友だちが春からナベプロの養成所に通い始めたらしく、客を入れて行うはじめてのライブに招待してもらう。予備校みたいな雰囲気のビルに入り、薄暗い階段を登って劇場へ。
Aグループ・Bグループの二部制。そのグループは、前回のライブで審査員の付けた点数によって分けられたものらしい。実力がその評価を左右しているかはわからないが、かなりシビアだなと思う。Bグループで評価の高かったユニットはAグループに上がることができるとのことで、ではAグループで点数が低かったら……と、そんなことを考えてしまう。「◯◯の世界は厳しいから」と適当なことを言いたくなる気持ちもわからないではないが、野球部の一軍・二軍みたいなものを少なからず経由してきているから、勝手なことは言われたくないだろう、と思う。
まずはBグループの舞台を見る。友だちは二つのユニットに所属しており、A・Bともに出番がある。まずは「コーギーの水攻め」という名前で、「お前のおばあちゃんだいぶ変わってるな」というネタ。
めっちゃ面白かった。孫と「賃貸持ち家論争」をして、挙げ句の果てに「賃貸側」についてしまったり、上半身がかなり屈強らしかったり……と、書いてみてもあんまり面白さが伝わらないのが悔しいが、声も出ていて、すごく見ていて楽しかった。惜しくもAグループ昇格とはならなかったが、素人ながらめっちゃ良かったと思う。
ちょっと時間をあけて、Aグループの舞台を見る。こっちでは「ネコセッシ」という名前で「変な定食屋」のネタをやっている。一個前の漫才がかなりウケていたので、流れ的にはあんまり好ましくないなか、このネタも面白かった。どちらのネタも「なさそうでありそう」みたいなギリ共感で笑いをとっていくのではなく、「いやそんなのおらんだろ」という感じが個人的に好きだった。やっぱりお笑いでも映画でも小説でも、現実との接点がしっかりあるものよりも、どこか遠くに連れて行ってくれるようなものを見たり読んだりするのが好みだなと思う。
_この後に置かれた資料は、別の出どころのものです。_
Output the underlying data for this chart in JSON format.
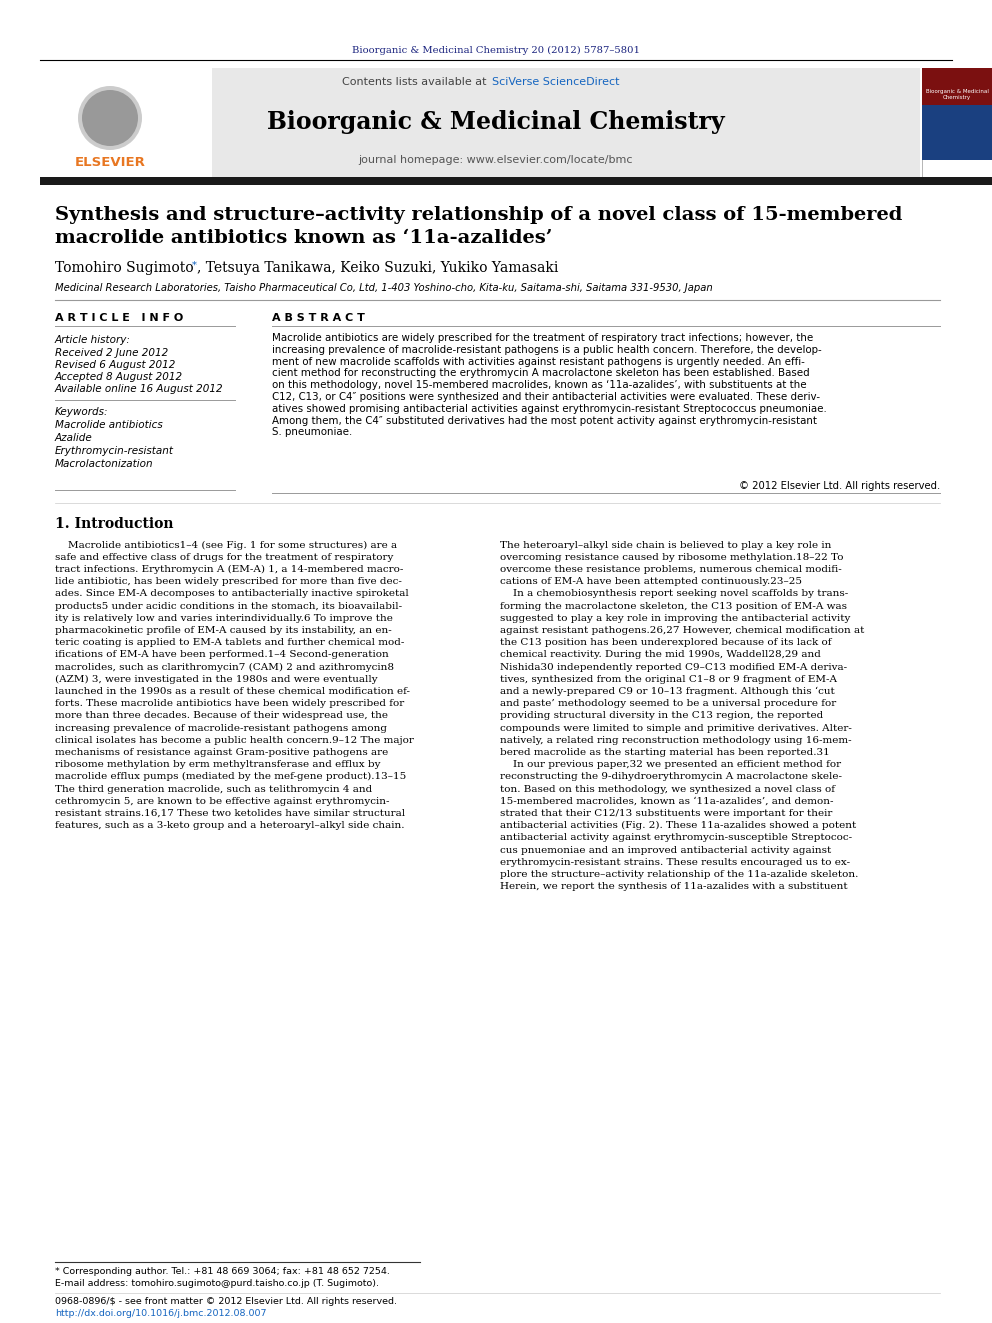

その点でいうと、Aグループの最後に出てきた「ビーマイナー」というコンビのショートコントがとても良かった。「猫の死に際街(うろ覚え)」という謎のシチュエーションで、死にかけの猫が自らの死に様を選択するというちょっとつげ義春っぽさもあるネタ。「最近流行りの死に際は……」みたいなフリから始まり、なぜか途中で猫たちが歌い出したりして、その荒唐無稽な感じがとても面白かった。
振り返ってみると、これは「猫」だから面白いと思ったのだと思う。これが「人間」だったら、どこか社会批評っぽい感じになってしまったはずだ。別に「猫」であることなんて、猫カチューシャをかぶっていたり、死に方として「マタタビの大量摂取」を選んだりするくらいで、特に強く印象づけられていたような気はしないが、逆に「お前らめっちゃ人間じゃん。猫じゃないじゃん」というビジュアルがオフビートな笑いを誘っている感じもする。
というか、「猫の死に際街」ってフレーズが良すぎる。どっかに着想源はあるだろうか。気になる。
観客は各ネタに1〜5点の評価をつけていくのだが、なかなか1点を付ける気にはならないし、5点をつけるのも時期尚早な感じがして、点数が2点から4点の間に収斂してしまう。となると、後半で点数の差をつけるために、2.5点の位置にマークをつけてしまったりして、結局は5段階評価を行なっているのだが、なら最初から1点と5点を付けておけよ、と思ったりする。